Bogus beauty trainer must pay $671,000

Donna Harrison displayed bogus qualifications in hairdressing and training, a court has found.
Donna Harrison displayed bogus qualifications in hairdressing and training, a court has found.

A dishonest businesswoman who used bogus qualifications to offer hairdressing, cosmetic tattoo and other beauty courses has been ordered to pay almost $700,000 in penalties and costs.

Donna Amanda Harrison, also known as Donna Amanda Hawthorn, was last year found to have contravened the National Vocational Education and Training Regulator Act 134 times between January 2015 and July 2016.

Either directly or through her Glow Salon business, Harrison offered to provide VET courses, used and displayed bogus VET qualifications, issued documents purporting to be genuine statements of attainment or qualifications and made false representations about the courses.

In the Federal Court on Friday, Justice Melissa Perry imposed penalties totalling $571,000 and ordered Harrison to pay $100,000 of the Commonwealth's legal costs.

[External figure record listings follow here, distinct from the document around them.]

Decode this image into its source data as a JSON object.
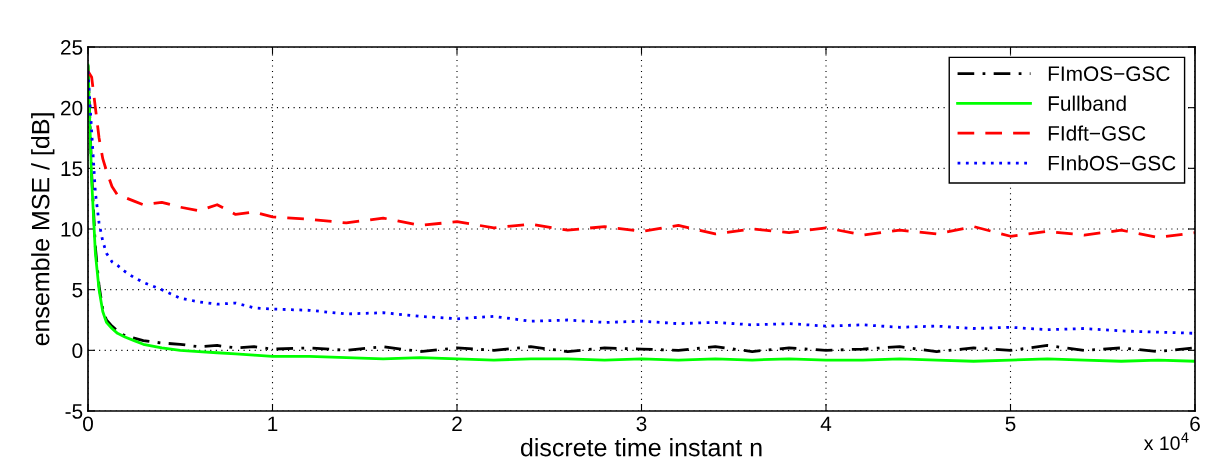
{
  "chart_data": {
    "type": "line",
    "xlabel": "discrete time instant n",
    "ylabel": "ensemble MSE / [dB]",
    "x": [
      0,
      0.02,
      0.04,
      0.06,
      0.08,
      0.1,
      0.13,
      0.16,
      0.2,
      0.25,
      0.3,
      0.4,
      0.5,
      0.6,
      0.7,
      0.8,
      0.9,
      1.0,
      1.2,
      1.4,
      1.6,
      1.8,
      2.0,
      2.2,
      2.4,
      2.6,
      2.8,
      3.0,
      3.2,
      3.4,
      3.6,
      3.8,
      4.0,
      4.2,
      4.4,
      4.6,
      4.8,
      5.0,
      5.2,
      5.4,
      5.6,
      5.8,
      6.0
    ],
    "series": [
      {
        "name": "FImOS−GSC",
        "color": "#000000",
        "line_style": "dashdot",
        "values": [
          23.5,
          14.5,
          8.5,
          5.3,
          3.4,
          2.5,
          2.0,
          1.6,
          1.2,
          1.0,
          0.8,
          0.6,
          0.5,
          0.3,
          0.4,
          0.2,
          0.3,
          0.1,
          0.2,
          0.0,
          0.3,
          -0.1,
          0.2,
          0.0,
          0.3,
          -0.1,
          0.2,
          0.1,
          0.0,
          0.3,
          -0.1,
          0.2,
          0.0,
          0.1,
          0.3,
          -0.1,
          0.2,
          0.0,
          0.4,
          0.0,
          0.2,
          -0.1,
          0.2
        ]
      },
      {
        "name": "Fullband",
        "color": "#00ff00",
        "line_style": "solid",
        "values": [
          23.5,
          14,
          8,
          5,
          3.2,
          2.3,
          1.8,
          1.4,
          1.1,
          0.8,
          0.5,
          0.2,
          0,
          -0.1,
          -0.2,
          -0.3,
          -0.4,
          -0.5,
          -0.5,
          -0.6,
          -0.7,
          -0.6,
          -0.7,
          -0.8,
          -0.7,
          -0.7,
          -0.8,
          -0.7,
          -0.8,
          -0.7,
          -0.8,
          -0.7,
          -0.8,
          -0.8,
          -0.7,
          -0.8,
          -0.9,
          -0.8,
          -0.7,
          -0.8,
          -0.9,
          -0.8,
          -0.9
        ]
      },
      {
        "name": "FIdft−GSC",
        "color": "#ff0000",
        "line_style": "dashed",
        "values": [
          23,
          22.5,
          20,
          17.5,
          15.8,
          14.8,
          13.5,
          12.8,
          12.6,
          12.3,
          12.0,
          12.2,
          11.8,
          11.5,
          12.0,
          11.2,
          11.4,
          11.0,
          10.8,
          10.5,
          10.9,
          10.3,
          10.6,
          10.1,
          10.4,
          9.9,
          10.2,
          9.8,
          10.3,
          9.6,
          10.0,
          9.7,
          10.1,
          9.5,
          9.9,
          9.6,
          10.2,
          9.4,
          9.8,
          9.5,
          9.9,
          9.3,
          9.7
        ]
      },
      {
        "name": "FInbOS−GSC",
        "color": "#0000ff",
        "line_style": "dotted",
        "values": [
          23,
          18,
          13,
          10.5,
          9,
          8,
          7.3,
          7,
          6.5,
          6.0,
          5.6,
          5.0,
          4.3,
          4.0,
          3.8,
          3.9,
          3.5,
          3.4,
          3.3,
          3.0,
          3.1,
          2.8,
          2.6,
          2.8,
          2.4,
          2.5,
          2.3,
          2.4,
          2.2,
          2.3,
          2.1,
          2.2,
          2.0,
          2.1,
          1.9,
          2.0,
          1.8,
          1.9,
          1.7,
          1.8,
          1.6,
          1.5,
          1.4
        ]
      }
    ],
    "xlim": [
      0,
      6
    ],
    "xticks": [
      0,
      1,
      2,
      3,
      4,
      5,
      6
    ],
    "ylim": [
      -5,
      25
    ],
    "yticks": [
      -5,
      0,
      5,
      10,
      15,
      20,
      25
    ],
    "grid": true,
    "legend": "top right",
    "annotations": [
      "x 10$^{4}$"
    ]
  }
}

Harrison's deception included falsely labelling her training "accredited" and "nationally recognised" and displaying bogus qualifications in hairdressing and training.

"These features of Ms Harrison's conduct mean that this is a case where a particularly strong message is required to be given by the penalty in order to deter those who might otherwise be minded to contravene the NVR Act in a dishonest, deliberate, and persistent way," the judge said.

Four of Harrison's victims gave "compelling" evidence regarding their financial loss, with one losing more than $5000.

They spoke of their disappointment and stress on discovering they had been misled and of the loss of time and effort invested in training in bogus courses.

The courses Harrison offered included beauty treatments such as manicures, pedicures, and waxing; cosmetic tattooing; intense pulsed light and laser safety protocols; hairdressing and barbering; massage therapy and remedial massage; ear piercing and maintaining infection control standards in office practice settings.

The Commonwealth had referred in court to the importance of qualified training being given to those partaking in physical contact, often involving chemicals, lasers and sharp instruments.